Step 2 — Determine blast radius
All submission_fields rows where kms_key_version matches the destroyed version are unrecoverable.
Step 3 — Mark affected submissions
UPDATE submissions SET status = 'purged',
error_message = 'DR-FP-03 KMS key destroyed, data unrecoverable'
WHERE id IN (SELECT DISTINCT submission_id FROM submission_fields WHERE kms_key_version = '<destroyed>');
Step 4 — Notify submitters
Using submissions.submitter_email, send notification requesting re-submission.
Step 5 — Lessons learned
Review why the key was destroyed. Was grace period missed? Who had cryptoKeyVersions.destroy permission? Remove that permission from all humans; restrict to break-glass service account only.
DR-FP-04 — Region-wide us-central1 outage¶
Scenario: Entire us-central1 is down for > 1 hour
Reality check: Forms portal is zonal (db-f1-micro doesn't support regional HA at that tier). Full region outage means forms portal is offline until region recovers. Legacy PHP app at forms.us.gl3 (on-prem Meraki WDC) continues to function and can serve as fallback.
Step 1 — Redirect DNS to legacy
- DNS: change forms.greenpeace.us CNAME to point at legacy Apache (requires DNS admin action)
- Legacy PHP forms remain functional for the outage duration
Step 2 — Communicate
- Slack #it-ops + staff email: "forms.greenpeace.us degraded, using legacy interim"
Step 3 — Recovery - When us-central1 returns, DNS CNAME flips back - Any submissions made through legacy during outage stay in the legacy DB (document in IAR as known gap; manual migration post-recovery if needed)
Step 4 — Consider upgrade
- If region outages recur, upgrade gpus-forms-db to regional HA (--availability-type=regional, ~$50/mo additional). Justify via incident count.

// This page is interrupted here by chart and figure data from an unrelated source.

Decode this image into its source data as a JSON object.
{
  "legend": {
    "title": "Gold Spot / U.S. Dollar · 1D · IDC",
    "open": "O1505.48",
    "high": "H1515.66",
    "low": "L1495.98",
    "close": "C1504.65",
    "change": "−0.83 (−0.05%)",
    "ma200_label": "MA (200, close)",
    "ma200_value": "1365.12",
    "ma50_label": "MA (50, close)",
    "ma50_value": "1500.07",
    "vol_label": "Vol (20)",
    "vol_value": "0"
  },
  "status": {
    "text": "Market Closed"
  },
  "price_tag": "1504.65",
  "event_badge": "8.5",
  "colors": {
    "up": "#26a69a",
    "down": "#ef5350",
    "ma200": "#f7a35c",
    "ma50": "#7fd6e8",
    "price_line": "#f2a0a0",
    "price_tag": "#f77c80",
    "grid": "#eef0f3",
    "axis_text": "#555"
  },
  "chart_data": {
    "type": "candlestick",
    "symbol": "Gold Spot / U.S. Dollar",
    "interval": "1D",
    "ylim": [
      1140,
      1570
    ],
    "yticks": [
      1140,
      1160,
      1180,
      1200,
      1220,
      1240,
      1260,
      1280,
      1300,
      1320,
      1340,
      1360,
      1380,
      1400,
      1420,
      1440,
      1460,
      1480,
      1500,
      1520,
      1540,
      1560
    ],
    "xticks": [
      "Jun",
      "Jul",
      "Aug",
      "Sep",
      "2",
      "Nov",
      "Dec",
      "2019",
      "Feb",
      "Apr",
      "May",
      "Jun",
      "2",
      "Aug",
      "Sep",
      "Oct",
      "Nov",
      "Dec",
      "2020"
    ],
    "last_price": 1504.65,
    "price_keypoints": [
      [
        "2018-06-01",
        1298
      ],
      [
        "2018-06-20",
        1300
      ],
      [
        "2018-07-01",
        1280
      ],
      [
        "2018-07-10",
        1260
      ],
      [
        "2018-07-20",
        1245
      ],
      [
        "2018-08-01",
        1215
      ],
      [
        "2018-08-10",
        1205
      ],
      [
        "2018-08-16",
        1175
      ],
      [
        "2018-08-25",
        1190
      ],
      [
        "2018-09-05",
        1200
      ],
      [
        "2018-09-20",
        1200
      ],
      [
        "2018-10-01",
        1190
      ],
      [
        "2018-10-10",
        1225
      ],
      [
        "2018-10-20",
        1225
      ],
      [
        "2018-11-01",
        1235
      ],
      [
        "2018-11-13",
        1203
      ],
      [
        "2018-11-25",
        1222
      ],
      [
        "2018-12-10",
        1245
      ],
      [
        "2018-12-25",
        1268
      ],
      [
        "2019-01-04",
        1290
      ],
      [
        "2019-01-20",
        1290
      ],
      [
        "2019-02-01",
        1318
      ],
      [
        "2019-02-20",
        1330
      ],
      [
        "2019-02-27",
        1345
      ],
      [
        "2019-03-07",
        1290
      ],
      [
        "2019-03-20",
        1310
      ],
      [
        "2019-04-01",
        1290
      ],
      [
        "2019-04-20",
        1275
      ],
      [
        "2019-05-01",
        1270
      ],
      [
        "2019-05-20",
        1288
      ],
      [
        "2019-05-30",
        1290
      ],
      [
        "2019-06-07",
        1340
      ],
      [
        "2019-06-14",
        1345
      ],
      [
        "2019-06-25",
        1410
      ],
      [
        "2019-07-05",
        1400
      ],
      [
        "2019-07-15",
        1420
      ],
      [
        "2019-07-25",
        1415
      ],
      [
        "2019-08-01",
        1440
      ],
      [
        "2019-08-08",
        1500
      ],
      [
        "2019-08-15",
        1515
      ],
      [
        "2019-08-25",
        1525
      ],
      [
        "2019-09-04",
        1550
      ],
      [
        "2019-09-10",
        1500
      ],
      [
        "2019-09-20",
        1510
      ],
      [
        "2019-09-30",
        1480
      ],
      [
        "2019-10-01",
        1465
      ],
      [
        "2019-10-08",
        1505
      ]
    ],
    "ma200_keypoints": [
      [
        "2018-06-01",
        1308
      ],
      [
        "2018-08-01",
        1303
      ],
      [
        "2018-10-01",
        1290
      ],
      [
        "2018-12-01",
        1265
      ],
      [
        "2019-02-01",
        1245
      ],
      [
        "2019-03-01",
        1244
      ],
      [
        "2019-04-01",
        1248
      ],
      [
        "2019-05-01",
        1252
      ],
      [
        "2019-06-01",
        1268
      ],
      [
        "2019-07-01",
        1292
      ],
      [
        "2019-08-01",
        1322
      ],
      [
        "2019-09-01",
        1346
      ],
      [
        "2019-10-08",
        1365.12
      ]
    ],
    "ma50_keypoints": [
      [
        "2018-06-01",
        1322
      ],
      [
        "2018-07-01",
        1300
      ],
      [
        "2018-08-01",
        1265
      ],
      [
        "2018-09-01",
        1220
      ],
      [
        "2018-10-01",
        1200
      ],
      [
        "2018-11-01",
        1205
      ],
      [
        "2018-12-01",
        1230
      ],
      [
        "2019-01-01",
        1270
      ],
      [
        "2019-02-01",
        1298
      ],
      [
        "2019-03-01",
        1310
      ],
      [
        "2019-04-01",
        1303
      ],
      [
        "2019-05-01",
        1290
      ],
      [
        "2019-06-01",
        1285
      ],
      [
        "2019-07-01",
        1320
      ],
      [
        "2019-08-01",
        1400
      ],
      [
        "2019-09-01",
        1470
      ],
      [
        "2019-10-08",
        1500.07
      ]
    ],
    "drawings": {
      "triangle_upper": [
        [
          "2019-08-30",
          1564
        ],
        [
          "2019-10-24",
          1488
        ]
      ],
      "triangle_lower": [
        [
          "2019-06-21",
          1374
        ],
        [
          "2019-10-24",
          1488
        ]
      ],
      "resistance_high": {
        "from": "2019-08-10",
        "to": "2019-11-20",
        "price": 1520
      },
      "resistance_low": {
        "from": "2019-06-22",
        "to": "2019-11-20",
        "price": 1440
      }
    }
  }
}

DR-FP-05 — Legacy MySQL in_formfeed compromise or loss¶
Scenario: Legacy read-only reference DB at 34.171.123.238 is compromised or lost
Reality check: If Phase 1.5 migration completed, this is low-impact — form definitions already live in YAML in the repo. The legacy DB is cold reference only.
Step 1 — Assess
- Is the new forms portal running with all YAML loaded? Confirm via boot.yaml_load count.
- If yes: no action required. Legacy loss is non-event.
Step 2 — If still mid-migration
- All migration data came from category, form, field, pulldown, template tables — 260KB total
- Re-migrate from latest backup of legacy instance (automated backups should be enabled)
Step 3 — Document - Note legacy loss in IAR; close legacy MySQL line item
Testing schedule¶
Per existing DR pattern at GPUS:
- Quarterly — DR-FP-01 cold-restore test (scheduled via Cowork recurring task — already created 2026-04-18)
- Annually — DR-FP-03 + DR-FP-04 tabletop exercise
- On change — re-verify after any major infra change (DB tier change, KMS rotation policy change, region migration)
Document each test result in mkdocs-portal/docs/infrastructure/runbooks/backup-restore.md.